Фото: Джеймс Андансон / Sygma via Getty Images

Высоцкий vs Хаски

«Вошел. Кепарь, серенький пиджачишко из букле. Сигареточку, конечно, погасил. Прочитал что-то маловразумительное, бравадное, раннего Маяковского, кажется» — таким, по воспоминаниям Юрия Любимова, Высоцкий пришел в Театр на Таганке. Он только что окончил Школу-студию МХАТ, и его отовсюду выгоняли. Но Высоцкий спел — и Любимов взял его без вопросов, игнорируя множественные «его лучше не брать» и «он пьющий человек».

Часто говорят, что сегодня Пушкин читал бы рэп, но рассуждать об этом всерьез — значит впадать в грех генерализации. Тем не менее исследователи театра нередко проводят параллель между Юрием Любимовым и Кириллом Серебренниковым — и дело даже не в том, что второй принял в наследство от первого традиции политического театра вместе с репутацией опального режиссера. Серебренников, как и Любимов, работает с классическими текстами — но не осовременивая их, а, напротив, пробиваясь через нагромождение актуальных для каждого времени смыслов, чтобы в конце встретиться с девственным, будто только что написанным произведением.

В начале 70-х Любимову говорили, что Высоцкий не должен играть Гамлета: не пристало пьянице хриплым голосом орать слова Шекспира. Примерно так же в восприятии зрителя могло выглядеть появление рэпера Хаски на сцене «Гоголь-центра»: в «Маленьких трагедиях» Серебренникова он читает тексты из альбома «Любимые песни (воображаемых) людей». Согласно творческой конструкции Серебренникова, мир косноязычен, и ему нужен поэт: как и Хаски в XXI веке, в середине XX Высоцкий на сцене Театра на Таганке выступал как found object — режиссерская находка, самобытная за гранью театральной постановки, но в контексте спектакля приобретающая вес произведения постановщика.

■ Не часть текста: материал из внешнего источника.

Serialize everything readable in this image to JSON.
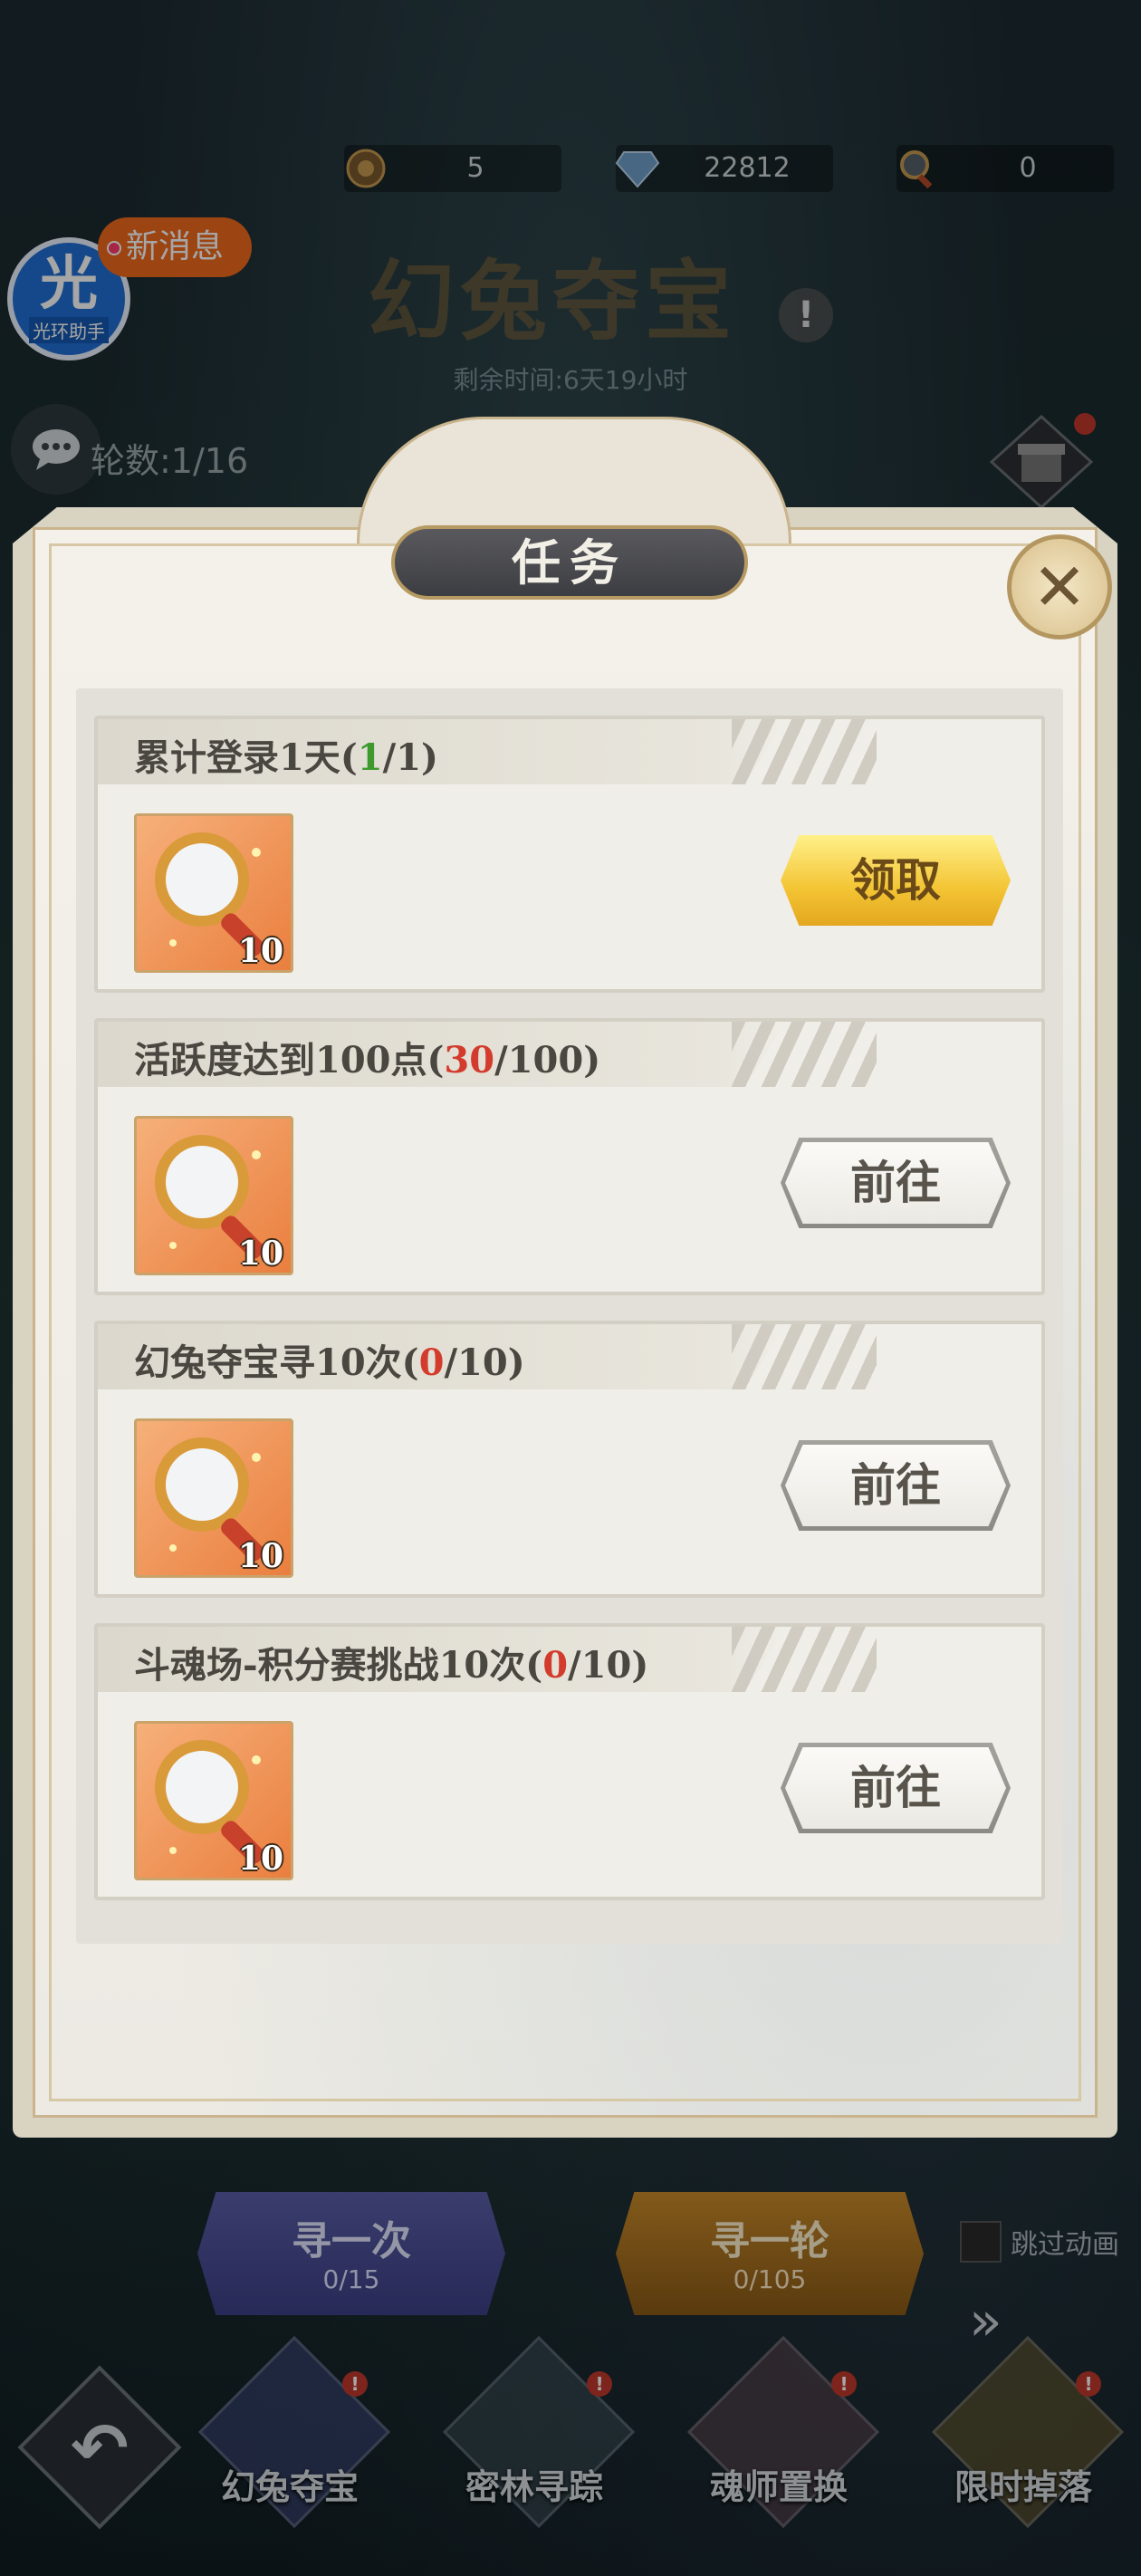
{
  "resources": [
    {
      "icon": "coin-icon",
      "value": "5"
    },
    {
      "icon": "diamond-icon",
      "value": "22812"
    },
    {
      "icon": "magnifier-key-icon",
      "value": "0"
    }
  ],
  "event": {
    "title": "幻兔夺宝",
    "time_left": "剩余时间:6天19小时",
    "rounds": "轮数:1/16"
  },
  "helper": {
    "badge": "新消息",
    "logo_char": "光",
    "logo_label": "光环助手"
  },
  "modal": {
    "title": "任务",
    "tasks": [
      {
        "title_prefix": "累计登录1天(",
        "current": "1",
        "total_suffix": "/1)",
        "current_color": "green",
        "reward_count": "10",
        "action": "领取",
        "action_type": "claim"
      },
      {
        "title_prefix": "活跃度达到100点(",
        "current": "30",
        "total_suffix": "/100)",
        "current_color": "red",
        "reward_count": "10",
        "action": "前往",
        "action_type": "go"
      },
      {
        "title_prefix": "幻兔夺宝寻10次(",
        "current": "0",
        "total_suffix": "/10)",
        "current_color": "red",
        "reward_count": "10",
        "action": "前往",
        "action_type": "go"
      },
      {
        "title_prefix": "斗魂场-积分赛挑战10次(",
        "current": "0",
        "total_suffix": "/10)",
        "current_color": "red",
        "reward_count": "10",
        "action": "前往",
        "action_type": "go"
      }
    ]
  },
  "bottom": {
    "search_once": {
      "label": "寻一次",
      "count": "0/15"
    },
    "search_round": {
      "label": "寻一轮",
      "count": "0/105"
    },
    "skip_animation": "跳过动画"
  },
  "nav": [
    {
      "label": "幻兔夺宝",
      "badge": "!"
    },
    {
      "label": "密林寻踪",
      "badge": "!"
    },
    {
      "label": "魂师置换",
      "badge": "!"
    },
    {
      "label": "限时掉落",
      "badge": "!"
    }
  ],
  "colors": {
    "accent_gold": "#f3c433",
    "progress_green": "#3f9a2e",
    "progress_red": "#d33b2c"
  }
}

В иные моменты инородный Высоцкий и народный Хаски соприкасаются на уровне цитат: в «Балладе о маленьком человеке» Владимира Семеновича звучит:

Для созидания

В коробки-здания

Ты заползаешь, как в загоны на заклание.

В поту и рвении,

В самозабвении

Ты создаешь — творишь и рушишь в озарении.

В тексте Дмитрия Кузнецова, как ни странно, повторяются те же «маленькие люди и огромные стихи» — при диаметрально противоположной эстетике такое совпадение настроений выглядит почти подстроенным:

Где я глядел во все глазищи, но увидел лишь одно:

Бесконечные трущобы в бесконечное окно.

Высоцкий vs Кирилл Иванов

Расцвет популярности Высоцкого пришелся на хрущевскую оттепель: идеи технического прогресса, которые до этого были лишь кирпичами на стройке социализма и боеприпасами холодной войны, стали претворяться в реальность. В произведениях братьев Стругацких царит глобальная технократия, в которой правит совет ученых и философов, а люди заняты решением галактических проблем; герои Кира Булычева имеют еще меньше связи с советской повседневностью — они занимаются пузыризмом и путешествуют по параллельным мирам. Если ранние циклы песен Высоцкого выдержаны в основном в «блатной» эстетике и романтике подворотен, то к началу 1960-х он вслед за страной подхватывает образ техногенной утопии и составляет свой план освоения космоса.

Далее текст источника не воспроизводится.